Global stocks tumbled and US government bonds rallied after a crash in the price of oil rocked financial markets already reeling from the spiralling impact of coronavirus.
London’s FTSE 100 fell 6.5 per cent and was on track for its worst day since the 2008-09 financial crisis. Shares on Wall Street were set for significant declines at the open, after futures tracking the S&P 500 fell 5 per cent, the maximum allowed outside of normal trading hours.
The gyrations across markets followed Saudi Arabia’s weekend decision to launch an oil price war, which sent the price of crude falling as much as 30 per cent as the kingdom threatens to swamp supplies. The drop — the biggest since the Gulf war in 1991 — exacerbated two weeks of intense market turmoil caused by escalating concerns over the economic impact of the coronavirus.

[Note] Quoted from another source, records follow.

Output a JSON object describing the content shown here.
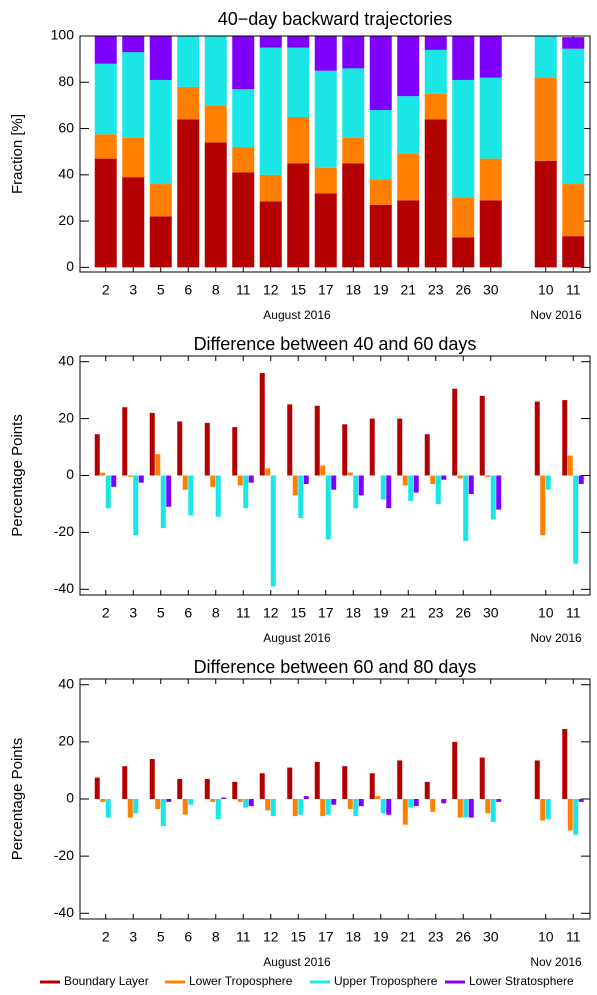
{
  "chart_data": [
    {
      "type": "bar",
      "stacked": true,
      "title": "40−day backward trajectories",
      "ylabel": "Fraction [%]",
      "categories": [
        "2",
        "3",
        "5",
        "6",
        "8",
        "11",
        "12",
        "15",
        "17",
        "18",
        "19",
        "21",
        "23",
        "26",
        "30",
        null,
        "10",
        "11"
      ],
      "group_labels": [
        "August 2016",
        "Nov 2016"
      ],
      "ylim": [
        -2,
        100
      ],
      "yticks": [
        0,
        20,
        40,
        60,
        80,
        100
      ],
      "grid": false,
      "series": [
        {
          "name": "Boundary Layer",
          "color": "#b30000",
          "values": [
            47,
            39,
            22,
            64,
            54,
            41,
            28.5,
            45,
            32,
            45,
            27,
            29,
            64,
            13,
            29,
            null,
            46,
            13.5
          ]
        },
        {
          "name": "Lower Troposphere",
          "color": "#ff8000",
          "values": [
            10.5,
            17,
            14,
            14,
            16,
            11,
            11.5,
            20,
            11,
            11,
            11,
            20,
            11,
            17,
            18,
            null,
            36,
            22.5
          ]
        },
        {
          "name": "Upper Troposphere",
          "color": "#1ae6e6",
          "values": [
            30.5,
            37,
            45,
            22,
            30,
            25,
            55,
            30,
            42,
            30,
            30,
            25,
            19,
            51,
            35,
            null,
            18,
            58.5
          ]
        },
        {
          "name": "Lower Stratosphere",
          "color": "#8000ff",
          "values": [
            12,
            7,
            19,
            0,
            0,
            23,
            5,
            5,
            15,
            14,
            32,
            26,
            6,
            19,
            18,
            null,
            0,
            5
          ]
        }
      ]
    },
    {
      "type": "bar",
      "stacked": false,
      "title": "Difference between 40 and 60 days",
      "ylabel": "Percentage Points",
      "categories": [
        "2",
        "3",
        "5",
        "6",
        "8",
        "11",
        "12",
        "15",
        "17",
        "18",
        "19",
        "21",
        "23",
        "26",
        "30",
        null,
        "10",
        "11"
      ],
      "group_labels": [
        "August 2016",
        "Nov 2016"
      ],
      "ylim": [
        -42,
        42
      ],
      "yticks": [
        -40,
        -20,
        0,
        20,
        40
      ],
      "grid": false,
      "series": [
        {
          "color": "#b30000",
          "values": [
            14.5,
            24,
            22,
            19,
            18.5,
            17,
            36,
            25,
            24.5,
            18,
            20,
            20,
            14.5,
            30.5,
            28,
            null,
            26,
            26.5
          ]
        },
        {
          "color": "#ff8000",
          "values": [
            1,
            -0.5,
            7.5,
            -5,
            -4,
            -3.5,
            2.5,
            -7,
            3.5,
            1,
            0,
            -3.5,
            -3,
            -1,
            -0.5,
            null,
            -21,
            7
          ]
        },
        {
          "color": "#1ae6e6",
          "values": [
            -11.5,
            -21,
            -18.5,
            -14,
            -14.5,
            -11.5,
            -39,
            -15,
            -22.5,
            -11.5,
            -8.5,
            -9,
            -10,
            -23,
            -15.5,
            null,
            -5,
            -31
          ]
        },
        {
          "color": "#8000ff",
          "values": [
            -4,
            -2.5,
            -11,
            0,
            0,
            -2.5,
            0,
            -3,
            -5,
            -7,
            -11.5,
            -6,
            -1.5,
            -6.5,
            -12,
            null,
            0,
            -3
          ]
        }
      ]
    },
    {
      "type": "bar",
      "stacked": false,
      "title": "Difference between 60 and 80 days",
      "ylabel": "Percentage Points",
      "categories": [
        "2",
        "3",
        "5",
        "6",
        "8",
        "11",
        "12",
        "15",
        "17",
        "18",
        "19",
        "21",
        "23",
        "26",
        "30",
        null,
        "10",
        "11"
      ],
      "group_labels": [
        "August 2016",
        "Nov 2016"
      ],
      "ylim": [
        -42,
        42
      ],
      "yticks": [
        -40,
        -20,
        0,
        20,
        40
      ],
      "grid": false,
      "series": [
        {
          "color": "#b30000",
          "values": [
            7.5,
            11.5,
            14,
            7,
            7,
            6,
            9,
            11,
            13,
            11.5,
            9,
            13.5,
            6,
            20,
            14.5,
            null,
            13.5,
            24.5
          ]
        },
        {
          "color": "#ff8000",
          "values": [
            -1,
            -6.5,
            -3.5,
            -5.5,
            -1,
            -1,
            -4,
            -6,
            -6,
            -3.5,
            1,
            -9,
            -4.5,
            -6.5,
            -5,
            null,
            -7.5,
            -11
          ]
        },
        {
          "color": "#1ae6e6",
          "values": [
            -6.5,
            -5,
            -9.5,
            -2,
            -7,
            -3,
            -6,
            -5.5,
            -5.5,
            -6,
            -5,
            -3,
            0,
            -6.5,
            -8,
            null,
            -7,
            -12.5
          ]
        },
        {
          "color": "#8000ff",
          "values": [
            0,
            0,
            -1,
            0,
            0.5,
            -2.5,
            0,
            1,
            -2,
            -2.5,
            -5.5,
            -2.5,
            -1.5,
            -6.5,
            -1,
            null,
            0,
            -1
          ]
        }
      ]
    }
  ]
}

Government bonds rallied as investors piled into the relative safety of sovereign debt and braced for more support from central banks, sending US, German and UK yields to record lows.
Jim Reid, a strategist at Deutsche Bank, said the plunge in oil had led to a “complete capitulation” across other asset classes, while analysts at HSBC said the sudden move in oil prices “could not have come at a worse time” for global markets.
The start of trading in European equities markets was tumultuous: dozens of stocks took several minutes to begin trading with others still not trading half an hour after the opening bell. One trader said many stocks were thrown into volatility auctions which are used to smooth out tumult in individual share prices.
Stock markets across Europe tumbled, and Italy’s FTSE MIB lost more than a tenth of its value after 16m people in the country’s prosperous north were locked down in an effort to control the country’s virus outbreak. The Stoxx Europe 600 index, which tracks the region’s largest companies, slid into bear market territory — meaning a fall of a fifth since a recent high.
Trading activity was aggressive with more than a billion shares of major European companies trading hands within the first hour after the opening bell — more than three times the average over the past half-year, according to Bloomberg data.
Major energy groups came under acute pressure. Shares in BP and Royal Dutch Shell lost about a fifth of their value in London trading. Smaller oil companies fell more sharply, with the UK’s Premier Oil collapsing in value by a half. Some of Europe’s largest lenders including Société Générale, Deutsche Bank and UniCredit lost around a tenth of their value. Shares in Wall Street’s biggest banks were poised to fall around 10 per cent at the open.
Joachim Fels, global economic adviser at US asset manager Pimco, said a recession in the US and the eurozone in the first half of the year was now “a distinct possibility” and that Japan was “very likely” already in one.
“The worst for the economy is still to come over the next several months,” Mr Fels added.
The 10-year US Treasury bond yield tumbled down through 0.5 per cent to a record low, in the sharpest rally for American sovereign debt in more than a decade. The 30-year US Treasury yield dropped below 1 per cent, taking the entire US yield curve below that level for the first time.
Investors now face the prospect of the 10-year yield — which stood at 1.5 per cent just 18 days ago — soon joining government bonds in Europe and Japan in negative territory.
Interest rate futures now suggest the Federal Reserve will this summer cut its main interest rate back to the historic lows set during the 2008-09 financial crisis of 0 to 0.25 per cent. The Fed last week slashed rates by half a percentage point — the biggest cut since the crisis — to a range of 1 to 1.25 per cent.
Traders moved into haven currencies, with the Japanese yen gaining more than 2 per cent to hit its highest level against the US dollar in more than three years.
The currencies of oil-exposed countries came under heavy pressure. The Russian rouble fell 7 per cent to Rbs74 to the dollar, its weakest since January 2016. Norway’s krone was down 3.1 per cent at NKr9.6. Earlier it fell as much as 4.7 per cent to its lowest level against the US currency since 1985.
“For growth-sensitive and for oil-sensitive currencies, it’s far too early to pick a bottom,” said Kit Juckes, at Société Générale.
Japan’s benchmark Topix closed down 5.6 per cent, meeting the technical definition of a bear market. The decline was the index’s biggest one-day fall since the 2016 Brexit vote. The yen, seen as a haven during times of market uncertainty, strengthened as much as 3.6 per cent against the dollar to ¥101.57, the highest in more than three years.
Sydney’s S&P/ASX 200 fell 7.3 per cent, marking its worst one-day fall since the global financial crisis, while China’s CSI 300 shed 3.4 per cent and Hong Kong’s Hang Seng lost 4.2 per cent.
The Australian dollar experienced a “flash crash”, plunging almost 5 per cent against the US dollar in just 20 minutes to briefly touch its lowest level since the global financial crisis in 2008. Traders blamed algorithmic trading platforms affecting market liquidity.